The primary purpose of user data is to enable programs to be self-restarting and to check that recovery procedures have been properly carried out. The type of information which may be useful as user data includes the following:
The date and time of the original program run and the time of last update. This will permit the program to send a suitable message to a terminal user, console operator, or printer to allow the user and/or operator to check that recovery and restart procedures have operated correctly. In particular, it will allow terminal users to see if any work has to be rerun after a serious overnight failure of which they were not aware.
The date of collection of the input data.
Batch numbers. This will enable supervisory staff to identify and allocate any work that has to be reentered from terminals.
Identifying data. This data can be a way for the program to "decide" where to restart. For example, a program driven by a logical sequential scan needs to know the key value at which to resume.
Transaction number/input record position . This may allow an interactive user or batch program to locate the starting point with the minimum of effort. Although Adabas returns a transaction sequence number for each transaction, the user also may want to maintain a sequence number because
after a restart, the Adabas sequence number is reset;
if transactions vary greatly in complexity, there may not be a simple relationship between the Adabas transaction sequence number and the position of the next input record or document;
if a transaction is backed out by the program because of an input error, Adabas does not know whether the transaction will be reentered immediately (it may have been a simple keying error) or rejected for later correction (if there was a basic error in the input document or record);
Other descriptive or intermediate data; for example, totals to be carried forward, page numbers and headings of reports, run statistics.
Job/batch completed flag. The system may fail after all processing has been completed but before the operator or user has been notified. In this case, the operator should restart the program which will be able to check this flag without having to run through to the end of the input. The same considerations apply to batches of documents entered from terminals.

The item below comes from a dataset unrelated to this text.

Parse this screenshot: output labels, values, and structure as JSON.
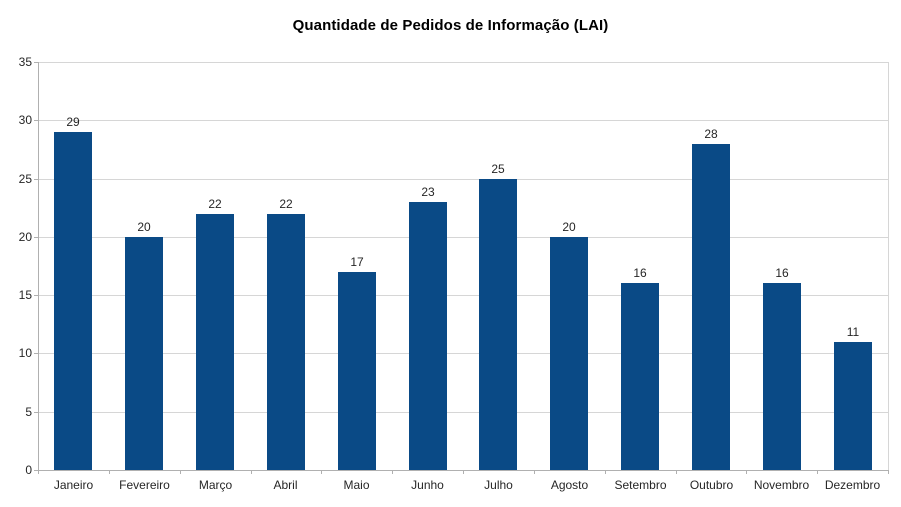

Last job/program name. If several programs must update the database in a fixed sequence, they may share the same user ID and use user data to check that the sequence is maintained.
A user's own data can be read with either the OP or RE command. User data for another user can be read by using the RE command and specifying the other user's ID. User data for all users can be read in logical sequential order using the RE command with a command option; in this case, user IDs are not specified.